Based on the 1964 children’s book by Louise Fitzhugh, Harriet the Spy is the story of an 11-year-old girl aspiring to be a writer. Acting on the advice of her nanny, who says to be a writer one must first learn about life by seeing the world and writing it all down, Harriet begins spying on her eccentric neighbors. But she gets caught and her world begins to crumble, teaching her some valuable lessons about life and growing up.
‘It’s a film about the birth of an artist, and really, she’s doing what I’m doing,’ says first-time feature film director Bronwen Hughes. ‘Harriet is learning and practising what she wants to do, in her case writing, in my case making films.’
Hughes spent nine years directing at commercial production houses, including Partners’ and The Artists Company. But her break into features came after she did the last eight film shorts for Kids In The Hall and Hollywood agents came calling.
‘It was the first thing I had done that Hollywood paid attention to,’ explains Hughes, who says being a commercial director can be more of a hindrance than a help when trying to break onto the l.a. feature scene. ‘Some people advise that you don’t admit to coming from commercials because there are a couple of black marks in commercial directors making this transition of late.’
But after the initial notice from Hollywood’s studio system, the commercials on her reel gave her an advantage, she says. ‘They proved to the studios (Harriet the Spy is a Paramount film in coproduction with Nickelodeon) that I had the hipness to make the film modern. So it really nailed this project for me to have the commercials as well. The Nickelodeon people told me they proved I could give something – the edge that comes from working with commercials and music videos.’
With post just wrapped on Harriet the Spy, Hughes says the skills she gained in commercial production were invaluable on the set of a Hollywood picture, especially in dealing with the long line of studio executives.
‘You wouldn’t believe the studio’s power. Every day I had to sell something – I had to sell why I needed this particular cast member to the studio head, I had to sell why I needed this particular piece of gear to the production manager,’ says Hughes. In commercial work she was used to dealing with many department heads and answering to ad agencies, which she calls ‘microversions of the studio.’
Working with high-end technology at commercial production houses gave Hughes an additional advantage. ‘Having so much commercial experience with motion control, blue screen, all kinds of remote heads, digital finish, compositing, that when I got to the feature I wasn’t fumbling around,’ she says. ‘You know exactly what you need, you know how to get there and you know how much time it will take. That’s why commercials are a great training ground.’
But commercials couldn’t prepare Hughes for the responsibilities that come with directing a major studio feature.
‘In a commercial you focus on each individual aspect and work things to perfection, but in a feature the minute detail has to take a back seat to the bigger picture – performance, story, schedule, whatever.’

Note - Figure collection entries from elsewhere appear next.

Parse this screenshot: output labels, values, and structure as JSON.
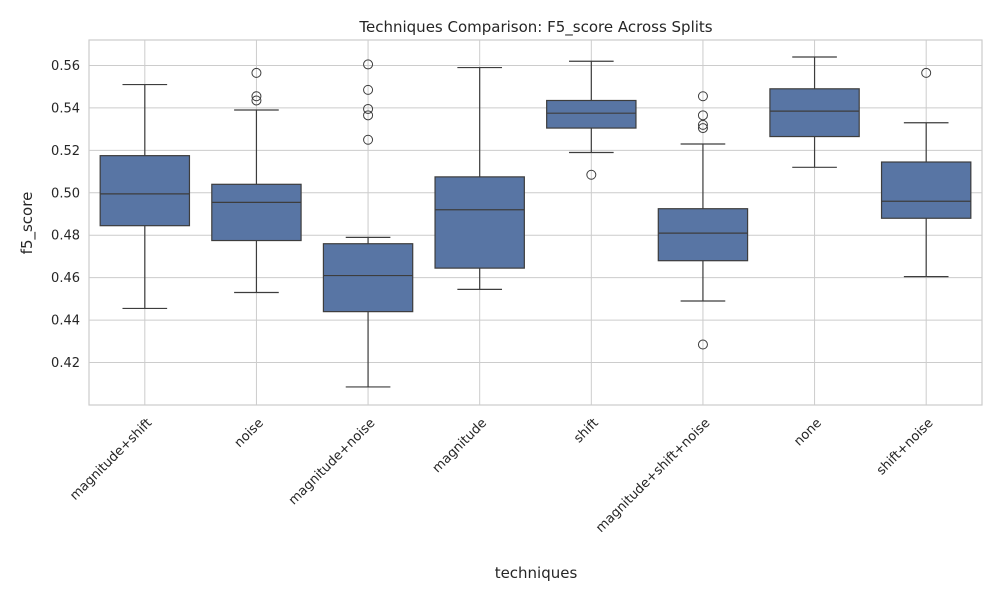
{
  "chart_data": {
    "type": "box",
    "title": "Techniques Comparison: F5_score Across Splits",
    "xlabel": "techniques",
    "ylabel": "f5_score",
    "ylim": [
      0.4,
      0.572
    ],
    "yticks": [
      0.42,
      0.44,
      0.46,
      0.48,
      0.5,
      0.52,
      0.54,
      0.56
    ],
    "ytick_labels": [
      "0.42",
      "0.44",
      "0.46",
      "0.48",
      "0.50",
      "0.52",
      "0.54",
      "0.56"
    ],
    "grid": true,
    "box_color": "#5875a4",
    "line_color": "#3d3d3d",
    "categories": [
      "magnitude+shift",
      "noise",
      "magnitude+noise",
      "magnitude",
      "shift",
      "magnitude+shift+noise",
      "none",
      "shift+noise"
    ],
    "boxes": [
      {
        "category": "magnitude+shift",
        "whislo": 0.4455,
        "q1": 0.4845,
        "median": 0.4995,
        "q3": 0.5175,
        "whishi": 0.551,
        "fliers": []
      },
      {
        "category": "noise",
        "whislo": 0.453,
        "q1": 0.4775,
        "median": 0.4955,
        "q3": 0.504,
        "whishi": 0.539,
        "fliers": [
          0.5435,
          0.5455,
          0.5565
        ]
      },
      {
        "category": "magnitude+noise",
        "whislo": 0.4085,
        "q1": 0.444,
        "median": 0.461,
        "q3": 0.476,
        "whishi": 0.479,
        "fliers": [
          0.525,
          0.5365,
          0.5395,
          0.5485,
          0.5605
        ]
      },
      {
        "category": "magnitude",
        "whislo": 0.4545,
        "q1": 0.4645,
        "median": 0.492,
        "q3": 0.5075,
        "whishi": 0.559,
        "fliers": []
      },
      {
        "category": "shift",
        "whislo": 0.519,
        "q1": 0.5305,
        "median": 0.5375,
        "q3": 0.5435,
        "whishi": 0.562,
        "fliers": [
          0.5085
        ]
      },
      {
        "category": "magnitude+shift+noise",
        "whislo": 0.449,
        "q1": 0.468,
        "median": 0.481,
        "q3": 0.4925,
        "whishi": 0.523,
        "fliers": [
          0.4285,
          0.5305,
          0.532,
          0.5365,
          0.5455
        ]
      },
      {
        "category": "none",
        "whislo": 0.512,
        "q1": 0.5265,
        "median": 0.5385,
        "q3": 0.549,
        "whishi": 0.564,
        "fliers": []
      },
      {
        "category": "shift+noise",
        "whislo": 0.4605,
        "q1": 0.488,
        "median": 0.496,
        "q3": 0.5145,
        "whishi": 0.533,
        "fliers": [
          0.5565
        ]
      }
    ]
  }
}
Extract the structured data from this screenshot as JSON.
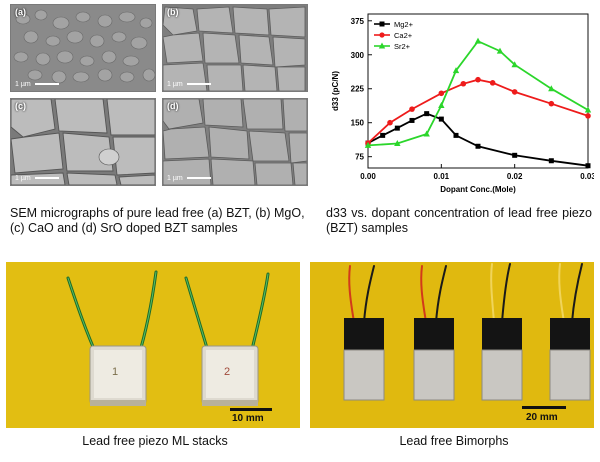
{
  "sem_panels": [
    {
      "tag": "(a)",
      "scale_label": "1 µm"
    },
    {
      "tag": "(b)",
      "scale_label": "1 µm"
    },
    {
      "tag": "(c)",
      "scale_label": "1 µm"
    },
    {
      "tag": "(d)",
      "scale_label": "1 µm"
    }
  ],
  "captions": {
    "sem": "SEM micrographs of pure lead free (a) BZT, (b) MgO, (c) CaO and (d) SrO doped BZT samples",
    "chart": "d33 vs. dopant concentration of lead free piezo (BZT) samples",
    "ml_stacks": "Lead free piezo ML stacks",
    "bimorphs": "Lead free Bimorphs"
  },
  "photo_labels": {
    "ml_scale": "10 mm",
    "ml_marks": [
      "1",
      "2"
    ],
    "bim_scale": "20 mm"
  },
  "chart_data": {
    "type": "line",
    "xlabel": "Dopant Conc.(Mole)",
    "ylabel": "d33 (pC/N)",
    "xlim": [
      0.0,
      0.03
    ],
    "ylim": [
      50,
      390
    ],
    "xticks": [
      0.0,
      0.01,
      0.02,
      0.03
    ],
    "xtick_labels": [
      "0.00",
      "0.01",
      "0.02",
      "0.03"
    ],
    "yticks": [
      75,
      150,
      225,
      300,
      375
    ],
    "legend_position": "top-left",
    "series": [
      {
        "name": "Mg2+",
        "color": "#000000",
        "marker": "square",
        "points": [
          [
            0.0,
            105
          ],
          [
            0.002,
            122
          ],
          [
            0.004,
            138
          ],
          [
            0.006,
            155
          ],
          [
            0.008,
            170
          ],
          [
            0.01,
            158
          ],
          [
            0.012,
            122
          ],
          [
            0.015,
            98
          ],
          [
            0.02,
            78
          ],
          [
            0.025,
            66
          ],
          [
            0.03,
            55
          ]
        ]
      },
      {
        "name": "Ca2+",
        "color": "#ee1b1b",
        "marker": "circle",
        "points": [
          [
            0.0,
            105
          ],
          [
            0.003,
            150
          ],
          [
            0.006,
            180
          ],
          [
            0.01,
            215
          ],
          [
            0.013,
            236
          ],
          [
            0.015,
            245
          ],
          [
            0.017,
            238
          ],
          [
            0.02,
            218
          ],
          [
            0.025,
            192
          ],
          [
            0.03,
            165
          ]
        ]
      },
      {
        "name": "Sr2+",
        "color": "#2bd62b",
        "marker": "triangle",
        "points": [
          [
            0.0,
            100
          ],
          [
            0.004,
            104
          ],
          [
            0.008,
            125
          ],
          [
            0.01,
            188
          ],
          [
            0.012,
            265
          ],
          [
            0.015,
            330
          ],
          [
            0.018,
            308
          ],
          [
            0.02,
            278
          ],
          [
            0.025,
            225
          ],
          [
            0.03,
            178
          ]
        ]
      }
    ]
  }
}
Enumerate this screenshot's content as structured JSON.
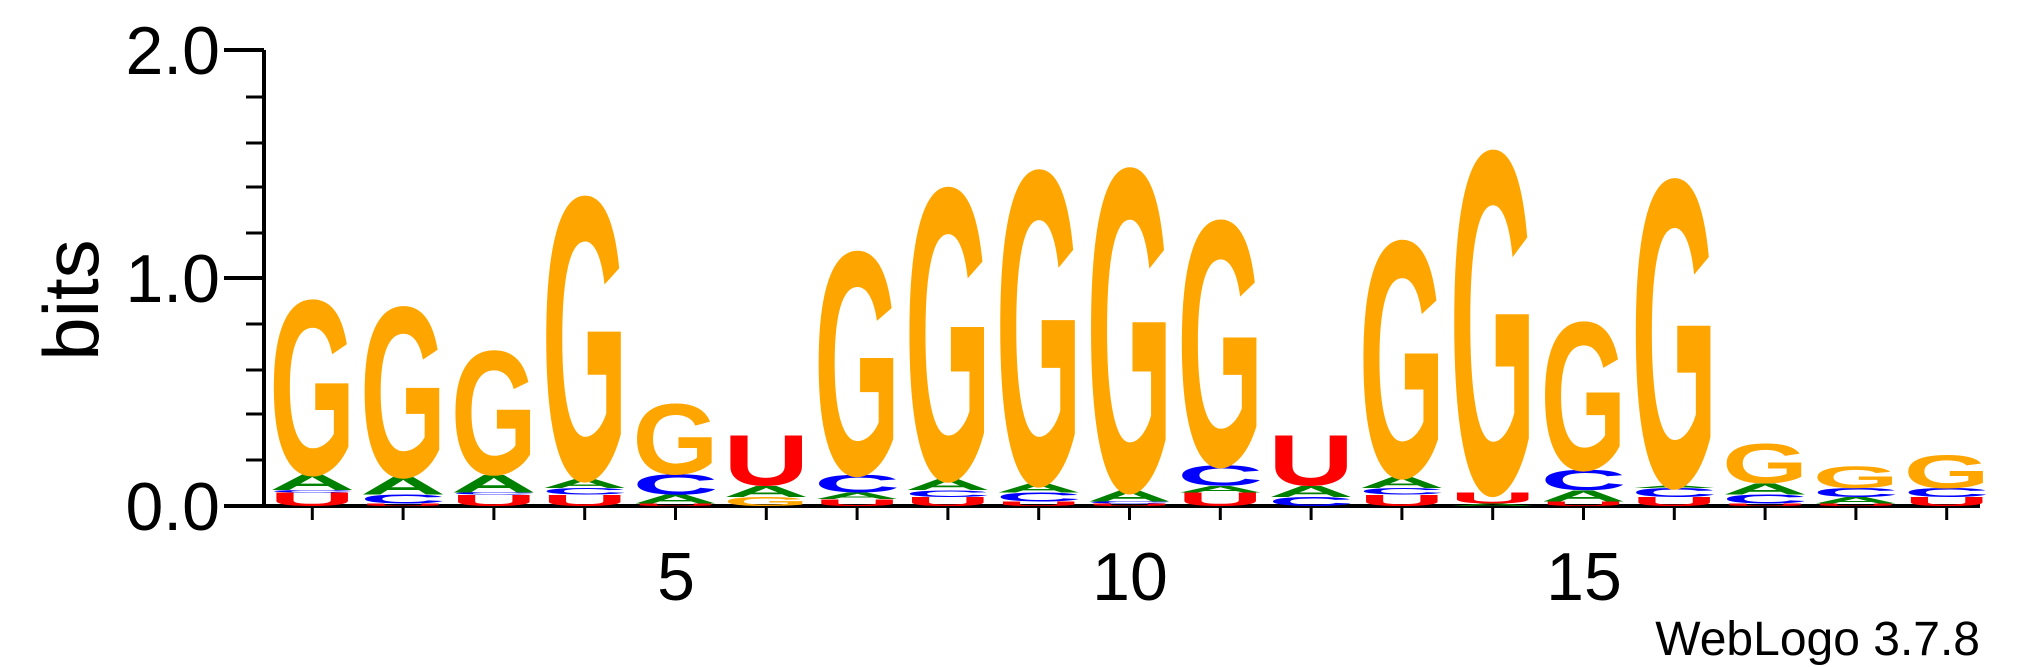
{
  "chart_data": {
    "type": "sequence-logo",
    "ylabel": "bits",
    "ylim": [
      0,
      2.0
    ],
    "yticks": [
      "0.0",
      "1.0",
      "2.0"
    ],
    "xticks": [
      "5",
      "10",
      "15"
    ],
    "credit": "WebLogo 3.7.8",
    "colors": {
      "G": "#FFA500",
      "A": "#008000",
      "C": "#0000FF",
      "U": "#FF0000"
    },
    "positions": [
      {
        "x": 1,
        "letters": [
          {
            "b": "U",
            "h": 0.06
          },
          {
            "b": "C",
            "h": 0.01
          },
          {
            "b": "A",
            "h": 0.07
          },
          {
            "b": "G",
            "h": 0.79
          }
        ]
      },
      {
        "x": 2,
        "letters": [
          {
            "b": "U",
            "h": 0.01
          },
          {
            "b": "C",
            "h": 0.04
          },
          {
            "b": "A",
            "h": 0.08
          },
          {
            "b": "G",
            "h": 0.77
          }
        ]
      },
      {
        "x": 3,
        "letters": [
          {
            "b": "U",
            "h": 0.05
          },
          {
            "b": "C",
            "h": 0.01
          },
          {
            "b": "A",
            "h": 0.08
          },
          {
            "b": "G",
            "h": 0.56
          }
        ]
      },
      {
        "x": 4,
        "letters": [
          {
            "b": "U",
            "h": 0.05
          },
          {
            "b": "C",
            "h": 0.03
          },
          {
            "b": "A",
            "h": 0.04
          },
          {
            "b": "G",
            "h": 1.28
          }
        ]
      },
      {
        "x": 5,
        "letters": [
          {
            "b": "U",
            "h": 0.01
          },
          {
            "b": "A",
            "h": 0.04
          },
          {
            "b": "C",
            "h": 0.09
          },
          {
            "b": "G",
            "h": 0.32
          }
        ]
      },
      {
        "x": 6,
        "letters": [
          {
            "b": "G",
            "h": 0.04
          },
          {
            "b": "A",
            "h": 0.05
          },
          {
            "b": "U",
            "h": 0.23
          }
        ]
      },
      {
        "x": 7,
        "letters": [
          {
            "b": "U",
            "h": 0.03
          },
          {
            "b": "A",
            "h": 0.03
          },
          {
            "b": "C",
            "h": 0.08
          },
          {
            "b": "G",
            "h": 1.01
          }
        ]
      },
      {
        "x": 8,
        "letters": [
          {
            "b": "U",
            "h": 0.04
          },
          {
            "b": "C",
            "h": 0.03
          },
          {
            "b": "A",
            "h": 0.05
          },
          {
            "b": "G",
            "h": 1.32
          }
        ]
      },
      {
        "x": 9,
        "letters": [
          {
            "b": "U",
            "h": 0.02
          },
          {
            "b": "C",
            "h": 0.04
          },
          {
            "b": "A",
            "h": 0.04
          },
          {
            "b": "G",
            "h": 1.42
          }
        ]
      },
      {
        "x": 10,
        "letters": [
          {
            "b": "U",
            "h": 0.01
          },
          {
            "b": "C",
            "h": 0.01
          },
          {
            "b": "A",
            "h": 0.05
          },
          {
            "b": "G",
            "h": 1.46
          }
        ]
      },
      {
        "x": 11,
        "letters": [
          {
            "b": "U",
            "h": 0.06
          },
          {
            "b": "A",
            "h": 0.03
          },
          {
            "b": "C",
            "h": 0.09
          },
          {
            "b": "G",
            "h": 1.11
          }
        ]
      },
      {
        "x": 12,
        "letters": [
          {
            "b": "C",
            "h": 0.04
          },
          {
            "b": "A",
            "h": 0.05
          },
          {
            "b": "U",
            "h": 0.23
          }
        ]
      },
      {
        "x": 13,
        "letters": [
          {
            "b": "U",
            "h": 0.05
          },
          {
            "b": "C",
            "h": 0.03
          },
          {
            "b": "A",
            "h": 0.05
          },
          {
            "b": "G",
            "h": 1.07
          }
        ]
      },
      {
        "x": 14,
        "letters": [
          {
            "b": "A",
            "h": 0.01
          },
          {
            "b": "U",
            "h": 0.05
          },
          {
            "b": "G",
            "h": 1.55
          }
        ]
      },
      {
        "x": 15,
        "letters": [
          {
            "b": "U",
            "h": 0.02
          },
          {
            "b": "A",
            "h": 0.05
          },
          {
            "b": "C",
            "h": 0.09
          },
          {
            "b": "G",
            "h": 0.67
          }
        ]
      },
      {
        "x": 16,
        "letters": [
          {
            "b": "U",
            "h": 0.04
          },
          {
            "b": "C",
            "h": 0.04
          },
          {
            "b": "A",
            "h": 0.01
          },
          {
            "b": "G",
            "h": 1.39
          }
        ]
      },
      {
        "x": 17,
        "letters": [
          {
            "b": "U",
            "h": 0.01
          },
          {
            "b": "C",
            "h": 0.04
          },
          {
            "b": "A",
            "h": 0.05
          },
          {
            "b": "G",
            "h": 0.18
          }
        ]
      },
      {
        "x": 18,
        "letters": [
          {
            "b": "U",
            "h": 0.01
          },
          {
            "b": "A",
            "h": 0.03
          },
          {
            "b": "C",
            "h": 0.04
          },
          {
            "b": "G",
            "h": 0.1
          }
        ]
      },
      {
        "x": 19,
        "letters": [
          {
            "b": "U",
            "h": 0.04
          },
          {
            "b": "C",
            "h": 0.04
          },
          {
            "b": "G",
            "h": 0.15
          }
        ]
      }
    ]
  }
}
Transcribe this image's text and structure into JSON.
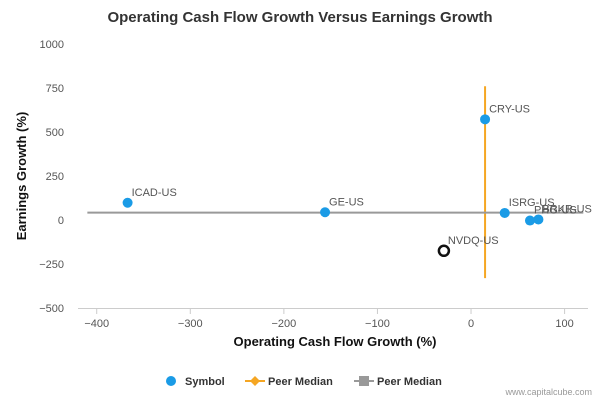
{
  "chart_data": {
    "type": "scatter",
    "title": "Operating Cash Flow Growth Versus Earnings Growth",
    "xlabel": "Operating Cash Flow Growth (%)",
    "ylabel": "Earnings Growth (%)",
    "xlim": [
      -420,
      125
    ],
    "ylim": [
      -500,
      1000
    ],
    "x_ticks": [
      -400,
      -300,
      -200,
      -100,
      0,
      100
    ],
    "x_tick_labels": [
      "−400",
      "−300",
      "−200",
      "−100",
      "0",
      "100"
    ],
    "y_ticks": [
      -500,
      -250,
      0,
      250,
      500,
      750,
      1000
    ],
    "y_tick_labels": [
      "−500",
      "−250",
      "0",
      "250",
      "500",
      "750",
      "1000"
    ],
    "grid": false,
    "legend_position": "bottom",
    "series": [
      {
        "name": "Symbol",
        "color": "#1a9be6",
        "points": [
          {
            "label": "ICAD-US",
            "x": -367,
            "y": 98
          },
          {
            "label": "GE-US",
            "x": -156,
            "y": 44
          },
          {
            "label": "CRY-US",
            "x": 15,
            "y": 572
          },
          {
            "label": "ISRG-US",
            "x": 36,
            "y": 40
          },
          {
            "label": "PHG-US",
            "x": 63,
            "y": -3
          },
          {
            "label": "BRKR-US",
            "x": 72,
            "y": 3
          }
        ]
      },
      {
        "name": "Peer Median",
        "color": "#f5a623",
        "orientation": "vertical",
        "x": 15,
        "y_range": [
          -330,
          760
        ]
      },
      {
        "name": "Peer Median",
        "color": "#999999",
        "orientation": "horizontal",
        "y": 42,
        "x_range": [
          -410,
          120
        ]
      }
    ],
    "highlight": {
      "label": "NVDQ-US",
      "x": -29,
      "y": -175,
      "color": "#111111"
    },
    "credit": "www.capitalcube.com"
  }
}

‘The stress level on the feature is beyond anything I had ever imagined,’ adds Hughes. ‘There is $20 million riding on it and every day there is a crisis. There are so many more factors in a feature that have to be juggled and traded. We always had too much to do and it was up to the director to make it happen. You have to eat it if it doesn’t work out.’
Hughes also found a big difference between editing for the small and big screen.
‘In commercials, you are constantly stripping things away and making them the essence,’ explains Hughes. ‘But cutting this film I learned that sometimes you can trim things so short you sap the emotion out of it. When you’re with an audience for two hours you have to take them on an emotional ride, and sometimes you have to linger with a character or a moment to get the emotion out of it.